Stübgen war früher evangelischer Pfarrer, dürfte also einen Draht zu den kirchlichen Vertretern der Kommission haben. Einer vertrauensvollen Zusammenarbeit mit der künftigen Leitung des Ministeriums sehe man zuversichtlich entgegen, heißt es zum Ende des Offenen Briefs. Was in dem Brief keine Rolle spielt: Schröters Amtsperiode fällt in der Zeit der größten Flüchtlingszuzüge.
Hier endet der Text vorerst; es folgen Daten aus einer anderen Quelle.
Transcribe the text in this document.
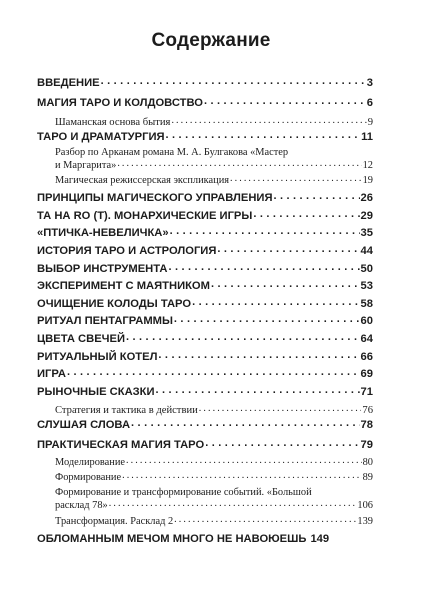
Содержание
ВВЕДЕНИЕ . . .	3
МАГИЯ ТАРО И КОЛДОВСТВО . . .	6
Шаманская основа бытия . . .	9
ТАРО И ДРАМАТУРГИЯ . . .	11
Разбор по Арканам романа М. А. Булгакова «Мастер
и Маргарита» . . .	12
Магическая режиссерская экспликация . . .	19
ПРИНЦИПЫ МАГИЧЕСКОГО УПРАВЛЕНИЯ . . .	26
ТА НА RO (Т). МОНАРХИЧЕСКИЕ ИГРЫ . . .	29
«ПТИЧКА-НЕВЕЛИЧКА» . . .	35
ИСТОРИЯ ТАРО И АСТРОЛОГИЯ . . .	44
ВЫБОР ИНСТРУМЕНТА . . .	50
ЭКСПЕРИМЕНТ С МАЯТНИКОМ . . .	53
ОЧИЩЕНИЕ КОЛОДЫ ТАРО . . .	58
РИТУАЛ ПЕНТАГРАММЫ . . .	60
ЦВЕТА СВЕЧЕЙ . . .	64
РИТУАЛЬНЫЙ КОТЕЛ . . .	66
ИГРА . . .	69
РЫНОЧНЫЕ СКАЗКИ . . .	71
Стратегия и тактика в действии . . .	76
СЛУШАЯ СЛОВА . . .	78
ПРАКТИЧЕСКАЯ МАГИЯ ТАРО . . .	79
Моделирование . . .	80
Формирование . . .	89
Формирование и трансформирование событий. «Большой
расклад 78» . . .	106
Трансформация. Расклад 2 . . .	139
ОБЛОМАННЫМ МЕЧОМ МНОГО НЕ НАВОЮЕШЬ 149
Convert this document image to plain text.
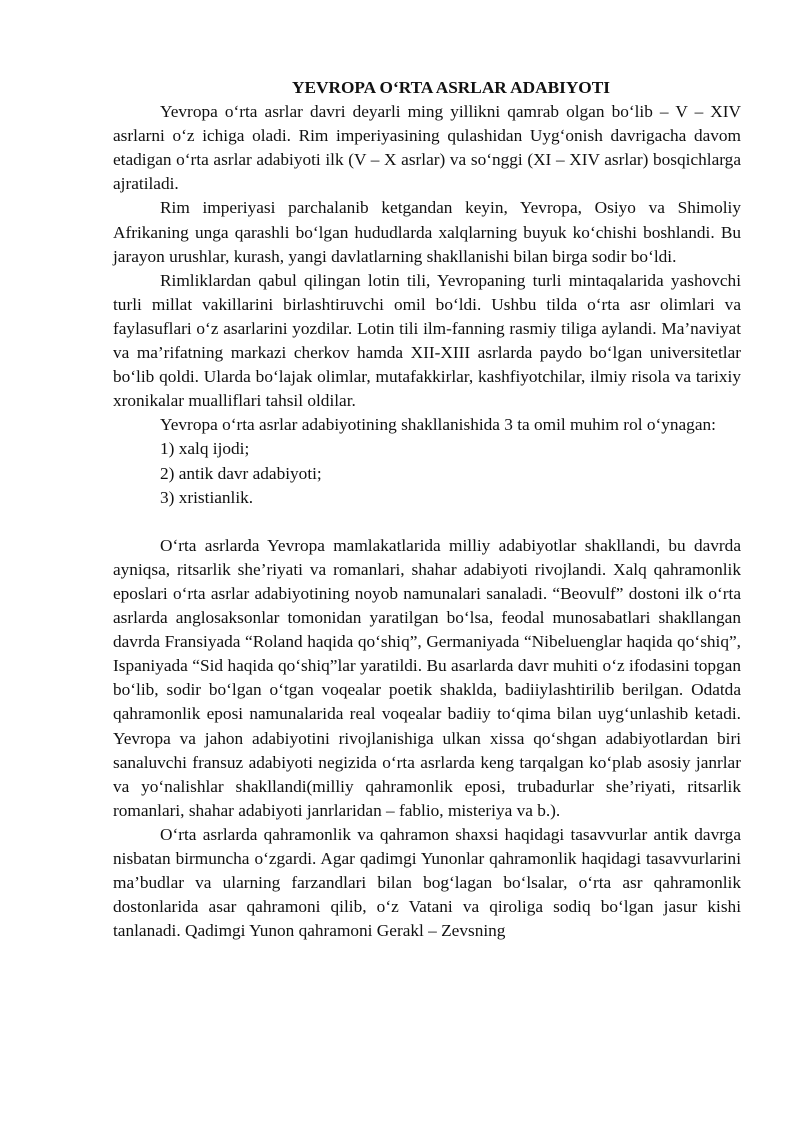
YEVROPA O‘RTA ASRLAR ADABIYOTI

Yevropa o‘rta asrlar davri deyarli ming yillikni qamrab olgan bo‘lib – V – XIV asrlarni o‘z ichiga oladi. Rim imperiyasining qulashidan Uyg‘onish davrigacha davom etadigan o‘rta asrlar adabiyoti ilk (V – X asrlar) va so‘nggi (XI – XIV asrlar) bosqichlarga ajratiladi.

Rim imperiyasi parchalanib ketgandan keyin, Yevropa, Osiyo va Shimoliy Afrikaning unga qarashli bo‘lgan hududlarda xalqlarning buyuk ko‘chishi boshlandi. Bu jarayon urushlar, kurash, yangi davlatlarning shakllanishi bilan birga sodir bo‘ldi.

Rimliklardan qabul qilingan lotin tili, Yevropaning turli mintaqalarida yashovchi turli millat vakillarini birlashtiruvchi omil bo‘ldi. Ushbu tilda o‘rta asr olimlari va faylasuflari o‘z asarlarini yozdilar. Lotin tili ilm-fanning rasmiy tiliga aylandi. Ma’naviyat va ma’rifatning markazi cherkov hamda XII-XIII asrlarda paydo bo‘lgan universitetlar bo‘lib qoldi. Ularda bo‘lajak olimlar, mutafakkirlar, kashfiyotchilar, ilmiy risola va tarixiy xronikalar mualliflari tahsil oldilar.

Yevropa o‘rta asrlar adabiyotining shakllanishida 3 ta omil muhim rol o‘ynagan:

1) xalq ijodi;
2) antik davr adabiyoti;
3) xristianlik.

O‘rta asrlarda Yevropa mamlakatlarida milliy adabiyotlar shakllandi, bu davrda ayniqsa, ritsarlik she’riyati va romanlari, shahar adabiyoti rivojlandi. Xalq qahramonlik eposlari o‘rta asrlar adabiyotining noyob namunalari sanaladi. “Beovulf” dostoni ilk o‘rta asrlarda anglosaksonlar tomonidan yaratilgan bo‘lsa, feodal munosabatlari shakllangan davrda Fransiyada “Roland haqida qo‘shiq”, Germaniyada “Nibeluenglar haqida qo‘shiq”, Ispaniyada “Sid haqida qo‘shiq”lar yaratildi. Bu asarlarda davr muhiti o‘z ifodasini topgan bo‘lib, sodir bo‘lgan o‘tgan voqealar poetik shaklda, badiiylashtirilib berilgan. Odatda qahramonlik eposi namunalarida real voqealar badiiy to‘qima bilan uyg‘unlashib ketadi. Yevropa va jahon adabiyotini rivojlanishiga ulkan xissa qo‘shgan adabiyotlardan biri sanaluvchi fransuz adabiyoti negizida o‘rta asrlarda keng tarqalgan ko‘plab asosiy janrlar va yo‘nalishlar shakllandi(milliy qahramonlik eposi, trubadurlar she’riyati, ritsarlik romanlari, shahar adabiyoti janrlaridan – fablio, misteriya va b.).

O‘rta asrlarda qahramonlik va qahramon shaxsi haqidagi tasavvurlar antik davrga nisbatan birmuncha o‘zgardi. Agar qadimgi Yunonlar qahramonlik haqidagi tasavvurlarini ma’budlar va ularning farzandlari bilan bog‘lagan bo‘lsalar, o‘rta asr qahramonlik dostonlarida asar qahramoni qilib, o‘z Vatani va qiroliga sodiq bo‘lgan jasur kishi tanlanadi. Qadimgi Yunon qahramoni Gerakl – Zevsning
Seine SPD-Vorgänger Ralf Holzschuher, Dietmar Woidke und vor 2009 CDU-Minister Jörg Schönbohm dürfte es in Asylfragen also leichter gehabt haben als Schröter. 

Im Kenia-Koalitionsvertrag ist nun eine Art „Abschiebepolitik light“ verabredet, ein Kompromiss zwischen den sich eigentlich diametral gegenüberstehenden Positionen von CDU und Grünen. Flüchtlinge und Asylsuchende, bei denen Verfahren ergeben, dass sie nicht in Deutschland bleiben können, müssen das Land verlassen, heißt es darin. Dabei habe die freiwillige Rückkehr aber immer den Vorrang vor Abschiebungen. Die Anordnung von Abschiebehaft könne nur die Ultima Ratio sein. Priorität für die Koalition habe die Abschiebung von Gefährdern. Gleichzeitig haben SPD, CDU und Grüne ein Aufnahmeprogramm für besonders schutzbedürftige Menschen beschlossen.